第二章:夢の中 10話
「なんか、ここって本当に何もないですよね」
「確かに、風とベンチと桜の木しかないね」
「でもなんか満ち足りてる。空も鳥も虫もいないのに。ここはこのままで十分って感じ」
「なんとなくわかる気がする。いろんなものがごった返してなくて、すっきりしてて何も考えなくていい。何もないのが一番楽で一番良い」
「いいかげんなくらいが丁度いいですよね」
「俺ももっといいかげんにやってればもっと生きやすかったのかも」
「え?」
「頭ではわかってるんだけど、何故か完璧にしなくちゃって思っちゃうんだ。完璧にできるはずないのに、無理して頑張って自分追い詰めて、で結局ものすごく疲れる」
いつもそう。
他人の目を気にしてか、昔親が「完璧に」って言いつけてたのが体に染み込んでいるのか。
今となっては原因もわからない。
いつも完璧にしようとして、全然余裕なくて。
誰が悪いとか誰かのせいとかじゃなくて、結局は自分がダメなんだ。
それを親のせいにしてたのかもしれない。
本当、ガキだ。
「私もありましたよ。

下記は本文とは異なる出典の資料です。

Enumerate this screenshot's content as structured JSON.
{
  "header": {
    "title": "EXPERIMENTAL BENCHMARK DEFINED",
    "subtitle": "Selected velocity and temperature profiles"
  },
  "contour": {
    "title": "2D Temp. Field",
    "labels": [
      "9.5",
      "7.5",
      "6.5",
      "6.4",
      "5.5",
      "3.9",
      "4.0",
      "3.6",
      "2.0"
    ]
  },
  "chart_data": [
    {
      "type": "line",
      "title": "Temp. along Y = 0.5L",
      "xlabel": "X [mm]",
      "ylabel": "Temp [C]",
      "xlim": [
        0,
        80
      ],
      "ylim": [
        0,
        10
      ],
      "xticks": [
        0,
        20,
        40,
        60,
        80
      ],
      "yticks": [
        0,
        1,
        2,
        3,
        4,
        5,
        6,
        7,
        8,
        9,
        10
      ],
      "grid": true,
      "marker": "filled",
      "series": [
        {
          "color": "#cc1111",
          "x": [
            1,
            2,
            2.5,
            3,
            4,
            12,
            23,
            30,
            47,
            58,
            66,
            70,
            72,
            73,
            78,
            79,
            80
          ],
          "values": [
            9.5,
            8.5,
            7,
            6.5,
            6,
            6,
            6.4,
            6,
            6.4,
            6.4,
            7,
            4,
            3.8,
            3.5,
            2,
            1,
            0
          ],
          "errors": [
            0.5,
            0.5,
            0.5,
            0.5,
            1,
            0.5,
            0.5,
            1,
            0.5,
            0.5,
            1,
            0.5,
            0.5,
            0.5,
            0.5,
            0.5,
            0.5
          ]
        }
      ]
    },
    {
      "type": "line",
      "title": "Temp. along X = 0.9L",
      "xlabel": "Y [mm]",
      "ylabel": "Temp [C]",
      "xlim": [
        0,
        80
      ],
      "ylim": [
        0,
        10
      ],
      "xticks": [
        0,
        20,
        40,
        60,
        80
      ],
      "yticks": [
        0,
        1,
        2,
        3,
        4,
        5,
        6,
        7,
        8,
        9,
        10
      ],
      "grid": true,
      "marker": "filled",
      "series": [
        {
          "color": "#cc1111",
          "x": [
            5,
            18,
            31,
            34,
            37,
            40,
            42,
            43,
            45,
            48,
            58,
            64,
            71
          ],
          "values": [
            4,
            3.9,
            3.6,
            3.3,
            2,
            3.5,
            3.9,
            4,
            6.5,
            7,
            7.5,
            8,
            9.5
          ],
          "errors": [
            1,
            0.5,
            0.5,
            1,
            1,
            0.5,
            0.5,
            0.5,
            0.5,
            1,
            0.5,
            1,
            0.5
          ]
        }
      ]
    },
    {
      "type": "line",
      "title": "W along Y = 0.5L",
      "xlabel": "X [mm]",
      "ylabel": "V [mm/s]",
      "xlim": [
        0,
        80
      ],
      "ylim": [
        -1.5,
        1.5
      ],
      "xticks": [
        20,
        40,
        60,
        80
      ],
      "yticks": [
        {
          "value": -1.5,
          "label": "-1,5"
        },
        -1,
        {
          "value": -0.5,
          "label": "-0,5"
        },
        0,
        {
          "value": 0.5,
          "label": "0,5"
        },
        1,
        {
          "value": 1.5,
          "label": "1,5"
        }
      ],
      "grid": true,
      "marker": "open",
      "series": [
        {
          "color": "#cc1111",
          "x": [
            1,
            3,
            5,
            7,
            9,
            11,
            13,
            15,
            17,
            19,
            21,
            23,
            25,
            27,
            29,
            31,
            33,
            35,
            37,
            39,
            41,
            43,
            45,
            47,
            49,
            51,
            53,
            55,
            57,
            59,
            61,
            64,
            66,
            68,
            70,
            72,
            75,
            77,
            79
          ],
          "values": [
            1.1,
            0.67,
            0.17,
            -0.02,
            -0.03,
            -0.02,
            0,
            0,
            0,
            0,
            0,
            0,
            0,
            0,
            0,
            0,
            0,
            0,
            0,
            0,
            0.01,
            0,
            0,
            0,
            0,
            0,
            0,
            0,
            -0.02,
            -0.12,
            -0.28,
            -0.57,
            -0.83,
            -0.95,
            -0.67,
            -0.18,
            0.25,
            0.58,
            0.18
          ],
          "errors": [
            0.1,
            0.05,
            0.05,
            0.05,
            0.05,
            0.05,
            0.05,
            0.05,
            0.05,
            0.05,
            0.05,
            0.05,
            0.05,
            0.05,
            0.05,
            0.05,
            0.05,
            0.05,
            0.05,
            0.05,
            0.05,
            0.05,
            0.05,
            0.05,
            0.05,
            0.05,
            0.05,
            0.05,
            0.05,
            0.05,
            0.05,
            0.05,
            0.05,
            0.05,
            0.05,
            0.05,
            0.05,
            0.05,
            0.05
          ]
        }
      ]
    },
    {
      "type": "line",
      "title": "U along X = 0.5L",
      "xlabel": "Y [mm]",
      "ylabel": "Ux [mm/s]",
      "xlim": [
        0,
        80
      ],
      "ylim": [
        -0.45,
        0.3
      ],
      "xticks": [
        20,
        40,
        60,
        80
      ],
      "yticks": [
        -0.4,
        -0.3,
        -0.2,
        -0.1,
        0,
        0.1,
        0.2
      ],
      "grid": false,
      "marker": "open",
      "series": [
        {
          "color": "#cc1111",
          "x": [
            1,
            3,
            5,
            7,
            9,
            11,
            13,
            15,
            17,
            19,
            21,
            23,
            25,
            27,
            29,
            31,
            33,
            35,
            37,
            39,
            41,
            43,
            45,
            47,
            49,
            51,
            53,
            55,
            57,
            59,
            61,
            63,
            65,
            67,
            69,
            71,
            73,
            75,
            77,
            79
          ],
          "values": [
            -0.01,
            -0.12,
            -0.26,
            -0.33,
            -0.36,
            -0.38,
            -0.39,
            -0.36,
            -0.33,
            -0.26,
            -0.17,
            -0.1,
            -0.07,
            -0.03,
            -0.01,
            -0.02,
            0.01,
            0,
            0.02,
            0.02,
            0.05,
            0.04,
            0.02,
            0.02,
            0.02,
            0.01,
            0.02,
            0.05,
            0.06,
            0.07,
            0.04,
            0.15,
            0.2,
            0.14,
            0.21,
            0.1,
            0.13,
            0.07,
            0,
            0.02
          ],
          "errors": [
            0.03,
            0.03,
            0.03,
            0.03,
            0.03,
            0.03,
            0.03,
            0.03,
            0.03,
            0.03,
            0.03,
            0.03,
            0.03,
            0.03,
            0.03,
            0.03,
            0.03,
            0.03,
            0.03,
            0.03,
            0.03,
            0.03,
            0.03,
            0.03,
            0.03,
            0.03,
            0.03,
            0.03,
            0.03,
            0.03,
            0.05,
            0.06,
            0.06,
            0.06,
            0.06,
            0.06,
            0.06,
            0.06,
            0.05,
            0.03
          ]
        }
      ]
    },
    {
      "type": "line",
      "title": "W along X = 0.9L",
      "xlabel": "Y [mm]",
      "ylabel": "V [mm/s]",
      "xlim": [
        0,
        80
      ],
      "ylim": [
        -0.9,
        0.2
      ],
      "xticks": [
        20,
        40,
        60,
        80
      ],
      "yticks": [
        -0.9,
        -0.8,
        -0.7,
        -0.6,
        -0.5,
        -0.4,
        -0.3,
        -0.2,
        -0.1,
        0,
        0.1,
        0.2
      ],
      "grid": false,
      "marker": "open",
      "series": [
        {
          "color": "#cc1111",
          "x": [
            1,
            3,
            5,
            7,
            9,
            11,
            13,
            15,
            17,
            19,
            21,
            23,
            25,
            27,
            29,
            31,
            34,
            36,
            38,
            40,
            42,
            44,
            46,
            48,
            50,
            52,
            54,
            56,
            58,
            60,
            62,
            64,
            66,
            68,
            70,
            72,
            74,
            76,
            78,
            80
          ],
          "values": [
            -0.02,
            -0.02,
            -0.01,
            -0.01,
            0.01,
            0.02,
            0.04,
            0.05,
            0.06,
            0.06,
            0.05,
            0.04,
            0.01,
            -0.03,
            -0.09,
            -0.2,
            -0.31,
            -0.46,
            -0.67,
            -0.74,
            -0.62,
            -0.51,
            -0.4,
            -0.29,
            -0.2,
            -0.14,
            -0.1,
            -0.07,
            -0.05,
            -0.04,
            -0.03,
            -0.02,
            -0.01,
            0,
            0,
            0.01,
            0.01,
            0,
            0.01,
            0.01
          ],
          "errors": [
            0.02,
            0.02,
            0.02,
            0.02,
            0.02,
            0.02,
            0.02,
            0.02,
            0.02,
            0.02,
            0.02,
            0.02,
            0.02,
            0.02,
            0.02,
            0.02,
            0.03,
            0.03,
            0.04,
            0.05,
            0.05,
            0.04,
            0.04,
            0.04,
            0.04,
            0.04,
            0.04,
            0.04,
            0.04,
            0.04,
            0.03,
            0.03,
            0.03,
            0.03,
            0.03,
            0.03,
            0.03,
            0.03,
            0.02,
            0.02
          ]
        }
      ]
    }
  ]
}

そういうの」
「本当に?」
「はい。姉が小さい頃から何でもできるタイプの人で、親のそんな姉が誇りで、それがとても羨ましかった。一時期勉強とか頑張ってみたけど、全然ダメで。なんか自分が惨めに思えて、辛かったです」
「あ、でもあの時頑張ってみて良かったなって思いますよ。自分の限界とか足らなさとか知れましたし。あと、姉は泳げなかったんですよ」
「泳げなかった?」
だから何なんだろう。
「はい。だからプールの授業の時も毎回見学してたんですよ。それに料理も全然できなくて」
「・・・それで?」
「やっぱり、人には向き不向きがあるんだなって。足りないところはどこか別のところに蓄積されてて、逆に人より秀でてるものはどこかでその分欠けてるんですよ。自分では、人より良いところって見えにくいですけどね」
自分の人より秀でてるところなんて、ない。
欠けてる所ならすぐ見つかるのに。
「俺にも、人よりいいところなんてあるのかな」
「ありますよ。もちろん」
「・・・例えば?」
普通、自分の良い所を人に聞くなんて気が引けるけど、でもものすごく気になる。